Lições de jornalismo
A carta de Rodrigo Vianna
Ilustrativa a mensagem de despedida do repórter da Globo, inconformado com a cobertura das eleições Eis um clássico da história do jornalismo à brasileira. Personagem um, Rodrigo Vianna, ótimo profissional e cidadão honrado, consciente das responsabilidades de mister. Dois, a Globo, que dispensa apresentações. A renovação do contrato de Rodrigo, leal funcionário há 11 anos, estava marcada para o próximo janeiro. Esta semana, ele foi informado que não continuaria na organização. Momentos após, ao deixar a sede da emissora, descobriu que seu crachá já não o habilitava a passar pela catraca. Rodrigo e outros jornalistas da equipe não se conformaram com a linha imposta pela direção para a cobertura da recente campanha eleitoral, sobretudo nas semanas que precederam o primeiro e o segundo turno. Linha caracterizada por mentiras e omissões, a fim de favorecer a candidatura tucana. Trata-se de mais um capítulo de um enredo sem-fim, protagonizado pelos patrões da mídia nativa. Clamam assiduamente pela liberdade de imprensa, e de opinião em geral, mas é a liberdade que eles próprios pretendem para cuidar dos seus negócios nem sempre límpidos e manter os privilégios. Contam com a pronta colaboração de um exército de sabujos. Rodrigo Vianna não é um desses.
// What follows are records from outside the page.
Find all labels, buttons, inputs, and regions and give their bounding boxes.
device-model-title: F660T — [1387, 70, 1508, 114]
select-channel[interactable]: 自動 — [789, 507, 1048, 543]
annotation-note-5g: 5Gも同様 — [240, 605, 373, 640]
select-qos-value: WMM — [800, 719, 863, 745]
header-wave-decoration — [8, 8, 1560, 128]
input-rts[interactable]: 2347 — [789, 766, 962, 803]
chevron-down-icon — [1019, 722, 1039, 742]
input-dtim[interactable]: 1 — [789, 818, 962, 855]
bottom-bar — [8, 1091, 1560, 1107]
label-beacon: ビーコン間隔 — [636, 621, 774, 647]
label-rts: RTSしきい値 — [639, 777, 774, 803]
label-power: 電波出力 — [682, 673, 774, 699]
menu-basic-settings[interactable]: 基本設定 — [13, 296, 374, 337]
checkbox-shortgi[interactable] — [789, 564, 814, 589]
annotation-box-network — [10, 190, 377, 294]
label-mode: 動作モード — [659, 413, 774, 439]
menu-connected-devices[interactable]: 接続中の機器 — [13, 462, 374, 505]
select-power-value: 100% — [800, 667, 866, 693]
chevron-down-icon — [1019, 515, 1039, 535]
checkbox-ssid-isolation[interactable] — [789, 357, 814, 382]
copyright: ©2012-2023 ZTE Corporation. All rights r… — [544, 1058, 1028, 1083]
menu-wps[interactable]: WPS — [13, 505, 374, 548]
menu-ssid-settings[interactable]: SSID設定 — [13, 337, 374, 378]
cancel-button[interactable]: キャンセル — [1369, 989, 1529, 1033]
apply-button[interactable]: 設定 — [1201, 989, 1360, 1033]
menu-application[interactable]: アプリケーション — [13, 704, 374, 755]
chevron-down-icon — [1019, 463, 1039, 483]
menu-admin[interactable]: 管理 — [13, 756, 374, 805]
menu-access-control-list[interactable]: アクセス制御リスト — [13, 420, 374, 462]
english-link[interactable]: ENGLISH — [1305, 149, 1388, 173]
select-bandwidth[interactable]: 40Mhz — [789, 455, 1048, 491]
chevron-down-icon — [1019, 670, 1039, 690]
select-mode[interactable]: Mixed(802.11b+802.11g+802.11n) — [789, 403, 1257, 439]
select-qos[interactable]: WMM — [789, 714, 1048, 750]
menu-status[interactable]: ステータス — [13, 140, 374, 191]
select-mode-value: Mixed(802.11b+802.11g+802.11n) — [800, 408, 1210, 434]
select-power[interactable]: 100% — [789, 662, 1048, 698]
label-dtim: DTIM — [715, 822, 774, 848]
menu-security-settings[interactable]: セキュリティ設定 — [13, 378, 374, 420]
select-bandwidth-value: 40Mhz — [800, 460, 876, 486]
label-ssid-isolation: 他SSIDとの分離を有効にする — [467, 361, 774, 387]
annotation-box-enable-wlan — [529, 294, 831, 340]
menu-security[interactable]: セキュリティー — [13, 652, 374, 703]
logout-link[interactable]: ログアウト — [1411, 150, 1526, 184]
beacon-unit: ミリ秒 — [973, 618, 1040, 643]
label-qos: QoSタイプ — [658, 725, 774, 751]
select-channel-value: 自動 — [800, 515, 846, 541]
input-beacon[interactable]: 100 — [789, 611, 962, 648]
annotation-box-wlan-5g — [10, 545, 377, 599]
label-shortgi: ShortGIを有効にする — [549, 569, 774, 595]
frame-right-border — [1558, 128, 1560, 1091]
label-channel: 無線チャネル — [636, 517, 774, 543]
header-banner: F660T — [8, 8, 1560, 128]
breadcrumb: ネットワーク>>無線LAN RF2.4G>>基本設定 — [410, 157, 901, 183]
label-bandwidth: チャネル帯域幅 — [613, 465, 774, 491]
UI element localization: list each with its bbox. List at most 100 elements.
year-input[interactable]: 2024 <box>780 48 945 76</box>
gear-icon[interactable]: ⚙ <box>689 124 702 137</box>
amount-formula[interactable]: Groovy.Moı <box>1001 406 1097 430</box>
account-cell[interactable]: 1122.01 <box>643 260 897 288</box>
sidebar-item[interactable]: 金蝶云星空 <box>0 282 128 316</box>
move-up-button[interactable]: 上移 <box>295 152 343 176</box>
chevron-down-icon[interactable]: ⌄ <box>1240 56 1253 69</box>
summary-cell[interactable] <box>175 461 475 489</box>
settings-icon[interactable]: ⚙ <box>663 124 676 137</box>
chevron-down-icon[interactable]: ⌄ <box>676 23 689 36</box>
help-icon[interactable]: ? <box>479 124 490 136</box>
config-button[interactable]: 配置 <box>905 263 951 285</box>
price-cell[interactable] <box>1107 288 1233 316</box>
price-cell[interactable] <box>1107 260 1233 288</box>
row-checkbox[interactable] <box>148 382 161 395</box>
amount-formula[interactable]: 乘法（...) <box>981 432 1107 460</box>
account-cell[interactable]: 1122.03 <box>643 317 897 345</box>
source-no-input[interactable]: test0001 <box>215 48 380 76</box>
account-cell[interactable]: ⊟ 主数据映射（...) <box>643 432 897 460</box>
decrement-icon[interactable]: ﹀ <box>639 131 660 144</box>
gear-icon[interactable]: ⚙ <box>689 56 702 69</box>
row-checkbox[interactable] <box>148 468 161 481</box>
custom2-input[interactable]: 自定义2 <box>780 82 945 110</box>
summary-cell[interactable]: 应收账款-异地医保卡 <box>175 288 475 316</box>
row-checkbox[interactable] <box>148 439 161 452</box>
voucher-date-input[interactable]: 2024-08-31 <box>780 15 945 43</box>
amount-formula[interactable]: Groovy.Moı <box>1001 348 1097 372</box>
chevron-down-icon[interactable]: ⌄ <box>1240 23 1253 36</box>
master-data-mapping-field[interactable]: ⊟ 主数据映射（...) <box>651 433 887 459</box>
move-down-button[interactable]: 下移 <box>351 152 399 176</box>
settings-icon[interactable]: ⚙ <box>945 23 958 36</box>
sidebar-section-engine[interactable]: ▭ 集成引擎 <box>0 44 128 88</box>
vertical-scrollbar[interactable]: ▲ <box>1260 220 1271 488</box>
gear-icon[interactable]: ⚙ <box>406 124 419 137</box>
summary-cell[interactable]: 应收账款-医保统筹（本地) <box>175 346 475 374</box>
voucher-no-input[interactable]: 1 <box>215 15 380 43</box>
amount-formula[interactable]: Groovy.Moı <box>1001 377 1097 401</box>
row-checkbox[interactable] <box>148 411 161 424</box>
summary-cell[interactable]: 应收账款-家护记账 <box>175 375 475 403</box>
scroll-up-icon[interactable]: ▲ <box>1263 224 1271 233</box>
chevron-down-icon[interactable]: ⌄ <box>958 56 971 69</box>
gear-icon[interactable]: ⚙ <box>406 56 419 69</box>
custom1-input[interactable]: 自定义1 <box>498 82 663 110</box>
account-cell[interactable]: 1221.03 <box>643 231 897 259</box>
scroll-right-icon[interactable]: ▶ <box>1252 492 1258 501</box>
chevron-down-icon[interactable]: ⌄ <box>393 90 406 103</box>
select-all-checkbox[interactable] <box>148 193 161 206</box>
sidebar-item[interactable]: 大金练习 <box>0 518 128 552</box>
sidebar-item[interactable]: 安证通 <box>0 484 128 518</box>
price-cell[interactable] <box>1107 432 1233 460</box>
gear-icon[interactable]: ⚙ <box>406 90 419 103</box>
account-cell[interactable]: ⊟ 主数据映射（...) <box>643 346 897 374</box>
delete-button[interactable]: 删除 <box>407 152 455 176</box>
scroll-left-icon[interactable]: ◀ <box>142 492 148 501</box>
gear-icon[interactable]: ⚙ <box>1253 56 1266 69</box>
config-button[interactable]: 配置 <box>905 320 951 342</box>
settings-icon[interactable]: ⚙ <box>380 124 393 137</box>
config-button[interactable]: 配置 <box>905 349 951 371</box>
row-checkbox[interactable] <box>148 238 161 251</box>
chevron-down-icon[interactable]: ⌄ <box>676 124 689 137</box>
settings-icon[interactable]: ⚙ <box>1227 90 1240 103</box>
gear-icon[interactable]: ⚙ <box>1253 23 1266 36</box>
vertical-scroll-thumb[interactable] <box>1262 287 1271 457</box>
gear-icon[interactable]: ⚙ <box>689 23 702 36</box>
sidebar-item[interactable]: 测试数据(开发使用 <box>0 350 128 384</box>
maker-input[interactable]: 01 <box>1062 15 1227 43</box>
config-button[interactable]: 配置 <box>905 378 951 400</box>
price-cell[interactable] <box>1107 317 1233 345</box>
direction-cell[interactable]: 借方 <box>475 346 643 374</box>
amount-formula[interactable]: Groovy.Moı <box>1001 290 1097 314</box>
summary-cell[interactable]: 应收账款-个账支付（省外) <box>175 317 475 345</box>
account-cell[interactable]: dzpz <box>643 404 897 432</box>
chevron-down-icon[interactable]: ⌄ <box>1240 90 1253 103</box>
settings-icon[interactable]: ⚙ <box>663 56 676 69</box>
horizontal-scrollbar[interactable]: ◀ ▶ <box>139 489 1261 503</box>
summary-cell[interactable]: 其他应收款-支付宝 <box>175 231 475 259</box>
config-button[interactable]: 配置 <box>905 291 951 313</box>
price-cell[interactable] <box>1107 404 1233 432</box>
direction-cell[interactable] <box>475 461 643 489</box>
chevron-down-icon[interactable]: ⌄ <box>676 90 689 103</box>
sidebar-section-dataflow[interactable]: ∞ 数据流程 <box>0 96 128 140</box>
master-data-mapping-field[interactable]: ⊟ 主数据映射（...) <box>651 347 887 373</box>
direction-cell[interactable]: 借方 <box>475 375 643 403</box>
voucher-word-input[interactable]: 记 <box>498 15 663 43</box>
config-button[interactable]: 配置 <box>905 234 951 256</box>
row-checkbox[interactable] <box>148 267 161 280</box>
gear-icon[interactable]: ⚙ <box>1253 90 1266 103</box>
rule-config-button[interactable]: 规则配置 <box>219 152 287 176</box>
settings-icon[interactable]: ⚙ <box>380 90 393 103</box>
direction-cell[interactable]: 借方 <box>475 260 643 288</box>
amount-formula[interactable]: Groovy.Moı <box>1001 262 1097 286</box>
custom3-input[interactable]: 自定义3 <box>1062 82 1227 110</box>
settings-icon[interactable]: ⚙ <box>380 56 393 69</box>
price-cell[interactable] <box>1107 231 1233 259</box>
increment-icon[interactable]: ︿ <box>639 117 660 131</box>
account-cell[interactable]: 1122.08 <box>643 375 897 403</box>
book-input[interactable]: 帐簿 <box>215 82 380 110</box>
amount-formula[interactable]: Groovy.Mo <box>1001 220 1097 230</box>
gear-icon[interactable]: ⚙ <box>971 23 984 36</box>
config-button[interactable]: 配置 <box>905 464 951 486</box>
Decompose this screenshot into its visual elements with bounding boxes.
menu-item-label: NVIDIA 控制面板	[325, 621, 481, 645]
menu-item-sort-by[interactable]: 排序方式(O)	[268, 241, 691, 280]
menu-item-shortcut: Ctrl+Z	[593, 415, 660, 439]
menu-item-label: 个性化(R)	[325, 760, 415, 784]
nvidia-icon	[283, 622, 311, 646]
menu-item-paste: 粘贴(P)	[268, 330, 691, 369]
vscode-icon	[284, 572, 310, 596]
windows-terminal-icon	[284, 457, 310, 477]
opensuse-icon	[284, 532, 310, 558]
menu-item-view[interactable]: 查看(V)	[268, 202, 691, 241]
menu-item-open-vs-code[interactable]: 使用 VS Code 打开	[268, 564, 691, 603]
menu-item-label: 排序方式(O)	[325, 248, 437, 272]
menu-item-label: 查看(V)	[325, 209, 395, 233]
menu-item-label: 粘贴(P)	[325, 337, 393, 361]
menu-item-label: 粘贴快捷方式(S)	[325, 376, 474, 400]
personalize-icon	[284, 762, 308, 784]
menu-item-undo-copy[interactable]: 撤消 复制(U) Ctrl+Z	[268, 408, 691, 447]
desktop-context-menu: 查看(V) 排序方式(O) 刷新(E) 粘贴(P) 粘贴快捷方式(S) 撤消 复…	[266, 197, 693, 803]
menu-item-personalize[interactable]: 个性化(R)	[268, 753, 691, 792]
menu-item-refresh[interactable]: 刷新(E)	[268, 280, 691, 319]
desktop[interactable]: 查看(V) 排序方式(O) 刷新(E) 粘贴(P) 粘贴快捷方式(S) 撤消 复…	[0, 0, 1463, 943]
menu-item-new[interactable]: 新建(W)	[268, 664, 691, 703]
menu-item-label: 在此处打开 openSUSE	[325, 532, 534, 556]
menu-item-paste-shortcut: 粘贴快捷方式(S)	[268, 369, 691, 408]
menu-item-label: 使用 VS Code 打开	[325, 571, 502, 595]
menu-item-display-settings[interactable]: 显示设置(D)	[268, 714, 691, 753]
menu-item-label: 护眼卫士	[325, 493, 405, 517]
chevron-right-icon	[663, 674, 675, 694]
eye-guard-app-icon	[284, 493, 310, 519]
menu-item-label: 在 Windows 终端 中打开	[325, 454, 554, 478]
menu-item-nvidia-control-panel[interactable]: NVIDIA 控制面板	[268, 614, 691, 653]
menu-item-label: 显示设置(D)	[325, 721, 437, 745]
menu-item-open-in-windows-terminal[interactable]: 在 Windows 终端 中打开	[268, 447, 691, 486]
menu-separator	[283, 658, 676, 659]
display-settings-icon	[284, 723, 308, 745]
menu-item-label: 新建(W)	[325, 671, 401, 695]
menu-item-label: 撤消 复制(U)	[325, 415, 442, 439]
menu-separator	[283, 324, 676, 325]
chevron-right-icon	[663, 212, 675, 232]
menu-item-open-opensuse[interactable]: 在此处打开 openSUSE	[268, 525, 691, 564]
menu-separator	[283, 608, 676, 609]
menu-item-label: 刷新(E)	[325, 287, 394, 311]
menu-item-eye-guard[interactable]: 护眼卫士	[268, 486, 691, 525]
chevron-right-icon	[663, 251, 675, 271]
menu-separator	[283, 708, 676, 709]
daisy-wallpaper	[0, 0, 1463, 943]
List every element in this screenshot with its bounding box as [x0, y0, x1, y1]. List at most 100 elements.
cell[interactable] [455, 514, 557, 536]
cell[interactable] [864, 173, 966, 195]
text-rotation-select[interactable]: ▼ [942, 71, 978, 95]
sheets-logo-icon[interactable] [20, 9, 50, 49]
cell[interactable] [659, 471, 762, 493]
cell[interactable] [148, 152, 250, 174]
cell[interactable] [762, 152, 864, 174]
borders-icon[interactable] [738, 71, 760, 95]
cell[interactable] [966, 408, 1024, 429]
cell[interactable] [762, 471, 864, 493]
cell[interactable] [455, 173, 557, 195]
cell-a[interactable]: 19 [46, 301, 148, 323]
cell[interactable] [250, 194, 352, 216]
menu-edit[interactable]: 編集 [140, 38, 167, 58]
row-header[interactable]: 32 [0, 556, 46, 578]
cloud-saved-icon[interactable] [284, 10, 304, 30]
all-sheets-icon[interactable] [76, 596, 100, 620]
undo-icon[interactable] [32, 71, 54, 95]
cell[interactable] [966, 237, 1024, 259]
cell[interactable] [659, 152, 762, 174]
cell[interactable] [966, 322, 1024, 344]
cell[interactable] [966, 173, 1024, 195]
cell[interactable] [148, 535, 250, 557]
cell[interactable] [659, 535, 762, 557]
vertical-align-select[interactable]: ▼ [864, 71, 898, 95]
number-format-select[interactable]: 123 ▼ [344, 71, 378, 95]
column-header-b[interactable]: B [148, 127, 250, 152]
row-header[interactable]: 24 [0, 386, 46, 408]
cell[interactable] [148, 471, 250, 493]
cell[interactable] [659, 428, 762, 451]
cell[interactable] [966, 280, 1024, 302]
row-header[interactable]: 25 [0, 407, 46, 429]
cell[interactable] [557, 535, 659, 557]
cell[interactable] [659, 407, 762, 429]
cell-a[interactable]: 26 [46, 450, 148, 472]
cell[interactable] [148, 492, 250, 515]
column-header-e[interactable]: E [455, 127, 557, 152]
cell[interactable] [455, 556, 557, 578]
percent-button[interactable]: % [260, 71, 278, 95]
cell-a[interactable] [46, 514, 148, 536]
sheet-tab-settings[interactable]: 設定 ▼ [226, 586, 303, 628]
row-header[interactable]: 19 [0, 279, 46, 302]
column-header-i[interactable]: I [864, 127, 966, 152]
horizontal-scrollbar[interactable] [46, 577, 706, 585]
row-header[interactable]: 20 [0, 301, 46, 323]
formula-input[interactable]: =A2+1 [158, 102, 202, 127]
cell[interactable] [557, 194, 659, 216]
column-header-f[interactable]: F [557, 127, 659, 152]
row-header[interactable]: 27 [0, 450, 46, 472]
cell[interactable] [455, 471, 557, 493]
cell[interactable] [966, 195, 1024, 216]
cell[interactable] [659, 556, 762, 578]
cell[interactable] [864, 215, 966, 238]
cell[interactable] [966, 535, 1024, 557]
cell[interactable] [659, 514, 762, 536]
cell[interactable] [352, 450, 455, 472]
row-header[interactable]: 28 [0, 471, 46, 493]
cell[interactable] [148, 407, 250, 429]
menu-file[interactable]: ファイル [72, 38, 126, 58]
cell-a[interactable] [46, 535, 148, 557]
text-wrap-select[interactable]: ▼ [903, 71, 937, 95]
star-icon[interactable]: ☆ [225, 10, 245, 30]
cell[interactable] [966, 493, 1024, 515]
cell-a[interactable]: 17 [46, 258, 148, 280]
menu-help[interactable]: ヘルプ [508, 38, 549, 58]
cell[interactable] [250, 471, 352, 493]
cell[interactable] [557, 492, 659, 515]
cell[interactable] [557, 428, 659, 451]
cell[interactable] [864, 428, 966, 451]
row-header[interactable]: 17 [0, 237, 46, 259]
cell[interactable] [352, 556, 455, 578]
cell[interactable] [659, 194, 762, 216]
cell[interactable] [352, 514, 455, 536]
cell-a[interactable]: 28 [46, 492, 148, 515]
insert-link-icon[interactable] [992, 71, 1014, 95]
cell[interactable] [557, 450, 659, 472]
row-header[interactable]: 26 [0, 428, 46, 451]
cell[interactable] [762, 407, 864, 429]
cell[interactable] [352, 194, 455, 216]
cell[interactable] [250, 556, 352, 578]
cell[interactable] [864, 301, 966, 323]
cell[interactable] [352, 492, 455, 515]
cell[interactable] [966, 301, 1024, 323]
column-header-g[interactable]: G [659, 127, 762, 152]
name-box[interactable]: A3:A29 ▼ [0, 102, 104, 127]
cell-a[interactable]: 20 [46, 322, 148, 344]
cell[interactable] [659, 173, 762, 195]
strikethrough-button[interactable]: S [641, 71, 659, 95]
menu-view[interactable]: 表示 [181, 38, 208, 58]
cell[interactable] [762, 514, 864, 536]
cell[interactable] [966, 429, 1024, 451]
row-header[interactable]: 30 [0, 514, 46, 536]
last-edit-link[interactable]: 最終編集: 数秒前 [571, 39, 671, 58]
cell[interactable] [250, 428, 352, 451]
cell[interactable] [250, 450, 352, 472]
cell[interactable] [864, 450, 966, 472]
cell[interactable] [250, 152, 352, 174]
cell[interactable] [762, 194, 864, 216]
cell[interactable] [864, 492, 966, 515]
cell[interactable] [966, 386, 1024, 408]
A todos os empregados da Globo, Rodrigo remeteu longo e-mail pelo intranet da organização. Selecionamos três trechos, que falam por si. :: Ao lado de um grupo de colegas, entrei na sala de nosso chefe em São Paulo, no dia 18 de setembro, para reclamar da cobertura e pedir equilíbrio nas matérias: “Por que não vamos repercutir a matéria da IstoÉ, mostrando que a gênese dos sanguessugas ocorreu sob os tucanos? Por que não vamos a Piracicaba, contar quem é Abel Pereira?” Nenhuma resposta convincente. E uma cobertura desastrosa. Será que acharam que ninguém ia perceber? Quando, no JN, chamavam Gedimar e Valdebran de “petistas” e, ao mesmo tempo, falavam de Abel Pereira como empresário ligado a um ex-ministro do “governo anterior”, acharam que ninguém ia achar estranho? Faltando seis dias para o primeiro turno, o “petista” Humberto Costa foi indiciado pela PF. No caso dos vampiros. O fato foi parar em manchete no JN, e isso era normal. O anormal é que, no mesmo dia, esconderam o nome de Platão, ex-assessor do ministério na época de Serra/Barjas Negri. Os chefes sabiam da existência de Platão, pediram a produtores pra checar tudo sobre ele, mas preferiram não dar. Que jornalismo é esse, que poupa e defende Platão, mas detesta Freud! Deve haver uma explicação psicanalítica para jornalismo tão seletivo! :: Os telespectadores da Globo nunca viram Serra e os tucanos entregando ambulâncias cercados pelos deputados sanguessugas. Era o que estava na tal fita do “dossiê”. Outras TVs mostraram o vídeo, a internet mostrou. A Globo, não. Provava alguma coisa contra Serra? Não. Ele não era obrigado a saber das falcatruas de deputados do baixo clero. Mas por que demos o gabinete de Freud pertinho de Lula e não demos Serra com sanguessugas? E o caso gravíssimo das perguntas para o Serra? Ouvi, de pelo menos 3 pessoas diretamente envolvidas com o SP-TV Segunda Edição, que as perguntas para o Serra, na entrevista ao vivo no jornal, às vésperas do primeiro turno, foram rigorosamente selecionadas. Aquele diretor (aquele, vocês sabem quem) teria mandado cortar todas as perguntas “desagradáveis”. A equipe do jornal ficou atônita. Entrevistas com os outros candidatos tinham sido duras, feitas com liberdade. Com o Serra, teria havido, deliberadamente, a intenção de amaciar.